Caía la noche y Aoshi descansaba contra una de las columnas de la edificación, soportando y resguardando el pequeño cuerpo femenino entre sus brazos. Cada día era una tortura, anhelaba compartir sus emociones y sentimientos con ella, aquellos que despertaba en su ser la joven mujer de hermosas jemas verdes y sonrisa cautivadora-"como podre soportar esto"- pensaba para si Aoshi, mientras despejaba el rostro de Misao y depositaba un pequeño y tierno beso en la frente de la chica que adormilada, suspiro después de aquel beso tan suave.

En palacio se preparaba una gran fiesta por motivo de la llegada del heredero y la celebración de los esponsales de su hombre de confianza con la joven que había elegido, pero en realidad Kenshin no tenia cabeza, más que para contemplar en los amplios jardines a su hijo junto a su esposa que acariciaba y cuidaba del pequeño heredero y que para ojos de los que Vivian en palacio, era el príncipe de aquella nación.

Pero como todo no puede ser felicidad, y si lo es no dura mucho. En la guarida de los salvajes guerreros del desierto, un grupo se preparaba, planificando su próximo asalto, el cual tenía por objetivo, tomar por propia mano a la mujer que sería la esposa del regente, la mujer que se había convertido en mercancía sin saberlo.

La mañana sobre el desierto es de por sí ya calurosa, mientras el sol acaricia las altas dunas y los que viven bajo el sofocante calor empiezan a realizar sus labores. Un hombres de vestimentas oscuras, y ojos marrones revisaba por decima ocasión la localización del palacio de Barakat, que en realidad no le seria difícil de hallar puesto que se encontraba en el centro de la ciudad.

Llegado el momento se presentaría ante el lair de Barakat y con cruda mirada exigiría una vez más su pago, quería dejar saldada aquélla deuda. Se había asegurado de que la chica que le entregaran fuere del agrado de su hijo.

Kenshin noto el gesto de molestia en el moreno rostro del hombre que dirigía aquélla temeraria comunidad de guerreros que Vivian de los asaltos o de trabajos de mercenario que pudiesen encontrar, había contado con ellos antes, puesto que perteneció aquel grupo.

Como vas a responder por la deuda?- cuestiono el padre de Sanosuke y líder de la legión.

Obviamente, no puedo responderte con la chica que habíamos acordado con anterioridad, ella está en poder de su futuro esposo- comunico Kenshin al moreno hombre, mientras vigilaba sus reacciones buscando algún signo de alteración.

Entiendo- respondió con aparente serenidad el hombre que inspeccionaba los alrededores.

Si vez algo que pueda compensar la deuda, házmelo saber y lo tendré en cuenta- sugirió Kenshin a Shishio que con atención, observo a lo lejos a la mujer que suponía sería la esposa del lair, puesto que era atendida por barias mujeres. Sus ojos notaron el pequeño fardo en brazos de la señora de la casa.

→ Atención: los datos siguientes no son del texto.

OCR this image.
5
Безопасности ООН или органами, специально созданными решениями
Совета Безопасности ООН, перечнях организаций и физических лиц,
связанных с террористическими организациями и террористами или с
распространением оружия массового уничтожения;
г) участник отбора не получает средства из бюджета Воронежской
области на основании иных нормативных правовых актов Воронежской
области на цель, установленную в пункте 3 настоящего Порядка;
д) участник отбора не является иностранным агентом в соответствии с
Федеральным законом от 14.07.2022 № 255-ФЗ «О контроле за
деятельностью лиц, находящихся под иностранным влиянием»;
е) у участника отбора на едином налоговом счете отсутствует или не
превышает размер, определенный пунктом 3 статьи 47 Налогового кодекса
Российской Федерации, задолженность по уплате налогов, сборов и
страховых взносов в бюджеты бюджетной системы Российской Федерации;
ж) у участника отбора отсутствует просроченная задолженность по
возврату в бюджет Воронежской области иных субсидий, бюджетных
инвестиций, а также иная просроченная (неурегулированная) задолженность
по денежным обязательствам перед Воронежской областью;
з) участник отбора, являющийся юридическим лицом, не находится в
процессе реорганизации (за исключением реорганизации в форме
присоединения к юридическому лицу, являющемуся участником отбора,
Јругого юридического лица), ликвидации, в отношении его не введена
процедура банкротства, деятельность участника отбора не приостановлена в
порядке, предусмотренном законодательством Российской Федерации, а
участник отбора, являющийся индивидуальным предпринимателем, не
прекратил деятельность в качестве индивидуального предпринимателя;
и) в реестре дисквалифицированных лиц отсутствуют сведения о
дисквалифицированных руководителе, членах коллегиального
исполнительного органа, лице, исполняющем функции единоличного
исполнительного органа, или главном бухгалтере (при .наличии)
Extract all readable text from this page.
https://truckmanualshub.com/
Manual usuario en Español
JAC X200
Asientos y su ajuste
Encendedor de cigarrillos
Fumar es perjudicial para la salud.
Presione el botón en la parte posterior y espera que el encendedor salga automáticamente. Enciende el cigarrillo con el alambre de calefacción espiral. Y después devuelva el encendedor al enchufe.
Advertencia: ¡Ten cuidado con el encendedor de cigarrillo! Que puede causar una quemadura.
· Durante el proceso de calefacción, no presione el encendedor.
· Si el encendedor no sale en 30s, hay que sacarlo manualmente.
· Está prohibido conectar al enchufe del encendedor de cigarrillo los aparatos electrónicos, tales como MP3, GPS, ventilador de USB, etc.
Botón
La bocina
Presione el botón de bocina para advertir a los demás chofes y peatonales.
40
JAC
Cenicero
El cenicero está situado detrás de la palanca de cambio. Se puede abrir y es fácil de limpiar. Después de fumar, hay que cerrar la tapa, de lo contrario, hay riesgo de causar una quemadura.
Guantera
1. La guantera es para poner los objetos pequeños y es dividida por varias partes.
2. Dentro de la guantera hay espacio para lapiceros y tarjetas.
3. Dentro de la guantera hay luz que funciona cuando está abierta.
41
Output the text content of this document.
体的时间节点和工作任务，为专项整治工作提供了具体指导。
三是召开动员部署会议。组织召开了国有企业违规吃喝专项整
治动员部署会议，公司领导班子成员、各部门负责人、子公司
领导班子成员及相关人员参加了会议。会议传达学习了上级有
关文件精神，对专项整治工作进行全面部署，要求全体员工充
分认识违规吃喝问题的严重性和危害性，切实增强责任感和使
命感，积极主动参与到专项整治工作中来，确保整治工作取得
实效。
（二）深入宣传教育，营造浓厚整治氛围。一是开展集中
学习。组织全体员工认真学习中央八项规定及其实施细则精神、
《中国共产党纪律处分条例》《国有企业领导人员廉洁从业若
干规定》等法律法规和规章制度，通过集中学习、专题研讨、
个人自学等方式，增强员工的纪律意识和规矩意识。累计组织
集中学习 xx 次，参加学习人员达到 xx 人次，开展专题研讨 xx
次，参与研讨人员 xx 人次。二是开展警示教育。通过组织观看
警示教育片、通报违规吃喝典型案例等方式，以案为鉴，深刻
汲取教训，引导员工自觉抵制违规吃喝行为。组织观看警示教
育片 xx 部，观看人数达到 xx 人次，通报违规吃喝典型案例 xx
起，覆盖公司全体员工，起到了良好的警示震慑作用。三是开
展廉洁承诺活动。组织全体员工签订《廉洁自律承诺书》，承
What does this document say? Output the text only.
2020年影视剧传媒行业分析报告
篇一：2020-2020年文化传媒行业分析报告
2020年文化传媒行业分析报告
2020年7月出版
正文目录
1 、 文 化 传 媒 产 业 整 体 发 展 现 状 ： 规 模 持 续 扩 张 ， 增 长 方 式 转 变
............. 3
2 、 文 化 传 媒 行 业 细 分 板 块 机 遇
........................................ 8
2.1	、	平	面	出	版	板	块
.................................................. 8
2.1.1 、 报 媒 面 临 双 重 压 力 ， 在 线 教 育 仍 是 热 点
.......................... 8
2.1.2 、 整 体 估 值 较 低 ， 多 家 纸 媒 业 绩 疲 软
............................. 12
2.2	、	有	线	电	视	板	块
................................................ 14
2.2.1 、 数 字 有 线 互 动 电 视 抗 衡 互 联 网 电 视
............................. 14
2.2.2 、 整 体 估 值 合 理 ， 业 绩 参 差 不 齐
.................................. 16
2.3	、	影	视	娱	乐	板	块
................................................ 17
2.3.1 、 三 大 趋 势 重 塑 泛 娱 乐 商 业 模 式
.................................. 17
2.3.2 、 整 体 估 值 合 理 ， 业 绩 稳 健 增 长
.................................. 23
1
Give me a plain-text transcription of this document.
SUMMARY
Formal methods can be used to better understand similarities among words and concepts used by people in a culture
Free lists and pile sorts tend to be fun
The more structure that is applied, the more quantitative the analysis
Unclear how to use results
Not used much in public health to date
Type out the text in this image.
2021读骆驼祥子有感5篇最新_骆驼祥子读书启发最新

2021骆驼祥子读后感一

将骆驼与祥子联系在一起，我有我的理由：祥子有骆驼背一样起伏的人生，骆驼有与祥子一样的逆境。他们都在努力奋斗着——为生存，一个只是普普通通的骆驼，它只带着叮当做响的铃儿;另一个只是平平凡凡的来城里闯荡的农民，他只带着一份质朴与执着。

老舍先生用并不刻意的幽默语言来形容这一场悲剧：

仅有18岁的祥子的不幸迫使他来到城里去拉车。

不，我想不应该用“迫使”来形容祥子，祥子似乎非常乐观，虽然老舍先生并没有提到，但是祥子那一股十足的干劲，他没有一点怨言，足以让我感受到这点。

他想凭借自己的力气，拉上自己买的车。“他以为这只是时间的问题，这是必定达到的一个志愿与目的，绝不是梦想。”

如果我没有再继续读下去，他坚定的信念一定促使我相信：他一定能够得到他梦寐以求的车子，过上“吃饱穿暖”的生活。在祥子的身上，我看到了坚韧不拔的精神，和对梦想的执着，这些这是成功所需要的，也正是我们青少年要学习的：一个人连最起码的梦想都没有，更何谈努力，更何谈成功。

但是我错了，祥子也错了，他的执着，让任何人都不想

Dime tu primogénito es un niño o una niña?- cuestiono con curiosidad.

Una niña- respondió con recelo Kenshin sospechando la propuesta que a continuación le hiso, haciendo que Kenshin desenfundara su arma y la apoyara sobre el cuello del hombre.

Nunca permitiría que un hijo mío se convirtiera en artículo- susurro con furia impresa en su voz.

Consigue a la chica o la tomare a la fuerza- dijo hurañamente

Pide alguna otra mujer-sugirió en una entonación de impaciencia.

No, ya te habías comprometido a entregarme la chica de ojos verdes- puntualizo el moreno hombre de forma hosca.